The election was held just over four months after Schröder's narrow re-election in September. Immediately afterwards, his standing began to plummet as state leaders in his party conducted an auction-like debate on tax increases with one speaker after another tossing out an idea.

As the year wore on, the government raised taxes for the country's pension system, and many public health insurance companies boosted their premiums as well. The increases were compounded by troubling reports about the government's rising deficit, which raised the specter of further tax increases and fines imposed by the European Union for breaches in the stability pact governing the euro.

Voters decide its payback time

Having just received their January paychecks and seen what was missing, voters in the northwestern state of Lower Saxony and the central state of Hesse obviously decided to deliver a message to the German chancellor.

In Schröder's home state of Lower Saxony, the Social Democrats were driven from office after 13 years in power in Sunday's elections, with the opposition Christian Democrats falling just one seat short of winning an absolute majority in the state assembly.
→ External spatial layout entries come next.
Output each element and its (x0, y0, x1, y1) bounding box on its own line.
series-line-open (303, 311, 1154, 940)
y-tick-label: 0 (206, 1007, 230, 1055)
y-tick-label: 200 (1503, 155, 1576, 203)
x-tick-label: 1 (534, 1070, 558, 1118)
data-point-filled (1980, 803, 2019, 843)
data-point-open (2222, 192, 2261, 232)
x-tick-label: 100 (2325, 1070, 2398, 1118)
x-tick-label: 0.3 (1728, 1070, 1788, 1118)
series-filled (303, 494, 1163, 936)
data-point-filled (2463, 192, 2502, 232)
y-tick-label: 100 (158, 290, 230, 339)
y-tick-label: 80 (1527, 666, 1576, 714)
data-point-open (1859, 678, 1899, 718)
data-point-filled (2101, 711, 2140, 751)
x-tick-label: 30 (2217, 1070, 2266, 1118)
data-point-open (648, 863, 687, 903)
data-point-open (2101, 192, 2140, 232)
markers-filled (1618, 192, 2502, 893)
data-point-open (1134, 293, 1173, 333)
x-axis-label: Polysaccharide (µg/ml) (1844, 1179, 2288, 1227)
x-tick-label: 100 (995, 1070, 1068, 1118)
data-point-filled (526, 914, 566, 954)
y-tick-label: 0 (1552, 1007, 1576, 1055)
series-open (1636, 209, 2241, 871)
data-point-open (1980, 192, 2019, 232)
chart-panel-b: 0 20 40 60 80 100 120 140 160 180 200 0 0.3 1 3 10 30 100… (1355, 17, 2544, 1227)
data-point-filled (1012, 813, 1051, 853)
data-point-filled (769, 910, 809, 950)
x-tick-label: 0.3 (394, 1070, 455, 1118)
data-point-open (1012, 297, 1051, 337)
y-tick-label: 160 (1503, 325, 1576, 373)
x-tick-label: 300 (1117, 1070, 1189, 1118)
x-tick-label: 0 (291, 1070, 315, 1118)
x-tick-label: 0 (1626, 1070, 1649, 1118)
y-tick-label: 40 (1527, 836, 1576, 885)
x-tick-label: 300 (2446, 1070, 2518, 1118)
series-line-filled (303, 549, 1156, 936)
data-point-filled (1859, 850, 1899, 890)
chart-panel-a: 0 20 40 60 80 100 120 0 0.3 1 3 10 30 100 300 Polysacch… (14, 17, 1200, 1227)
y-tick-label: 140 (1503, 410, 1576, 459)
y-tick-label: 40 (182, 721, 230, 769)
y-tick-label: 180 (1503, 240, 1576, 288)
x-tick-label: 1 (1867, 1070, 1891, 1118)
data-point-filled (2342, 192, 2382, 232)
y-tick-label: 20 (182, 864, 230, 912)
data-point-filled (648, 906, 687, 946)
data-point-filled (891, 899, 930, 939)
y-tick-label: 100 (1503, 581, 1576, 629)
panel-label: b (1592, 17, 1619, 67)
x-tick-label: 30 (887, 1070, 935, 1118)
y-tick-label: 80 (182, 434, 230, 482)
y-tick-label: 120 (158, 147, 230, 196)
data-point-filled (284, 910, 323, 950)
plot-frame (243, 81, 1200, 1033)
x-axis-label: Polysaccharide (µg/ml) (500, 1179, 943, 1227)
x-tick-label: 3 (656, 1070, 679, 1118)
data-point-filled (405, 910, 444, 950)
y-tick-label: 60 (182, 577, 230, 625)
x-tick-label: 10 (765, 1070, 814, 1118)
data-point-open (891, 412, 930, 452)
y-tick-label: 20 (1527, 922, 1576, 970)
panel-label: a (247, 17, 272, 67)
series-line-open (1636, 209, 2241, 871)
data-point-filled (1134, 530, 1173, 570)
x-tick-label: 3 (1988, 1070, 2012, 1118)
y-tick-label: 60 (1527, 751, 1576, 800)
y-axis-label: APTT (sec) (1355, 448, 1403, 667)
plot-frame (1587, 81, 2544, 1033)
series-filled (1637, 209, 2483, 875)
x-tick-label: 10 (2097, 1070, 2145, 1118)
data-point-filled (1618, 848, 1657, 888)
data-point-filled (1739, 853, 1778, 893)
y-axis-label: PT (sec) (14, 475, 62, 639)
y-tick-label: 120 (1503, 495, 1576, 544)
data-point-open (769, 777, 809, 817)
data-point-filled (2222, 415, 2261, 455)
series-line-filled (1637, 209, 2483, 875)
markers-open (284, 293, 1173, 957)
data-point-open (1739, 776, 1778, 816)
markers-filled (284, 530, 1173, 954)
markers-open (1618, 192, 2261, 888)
The Social Democrats, on the other hand, received only 33.4 percent of the vote, 14.5 percentage points less than 1998, when Schröder won an absolute majority on his way to becoming chancellor.

In Hesse, Christian Democrat Roland Koch became the party's first premier ever to win a re-election in a state. This he did in fashion, winning an absolute majority of seats in the assembly. The Social Democrats fell to a historic low, receiving just 29.1 percent of the vote, a drop of 10.3 percentage points from 1999.

Opposition gains national power

For Schröder, the election results are more than a simple loss of face. They also give the countries' two Union opposition parties and the small Free Democratic Party a stronger hand in shaping national policy. The three parties can do so through their representation in the Bundesrat, an assembly of representatives from Germany's 16 states that has a say on many national issues. The election now adds six seats to their 35-seat majority.

However, it is in the conciliation committee that the red-green coalition will face the sharpest winds coming from the opposition. Until the elections, the government had a slim majority of one vote. Now, following Sunday's victory, both sides have the exact number of votes in a commitee which is essential to the solving of disputes over new laws, and at present, for the realisation of the government's reforms.

Members of the Chrisitian Democratic Union and its Bavarian-based sister party, the Christian Social Union, vowed they would take advantage of their new power. "I think we now will be able to force through a change of political direction," said Edmund Stoiber, the head of the Christian Social Union and the Union's parties chancellor candidate in the 2002 elections.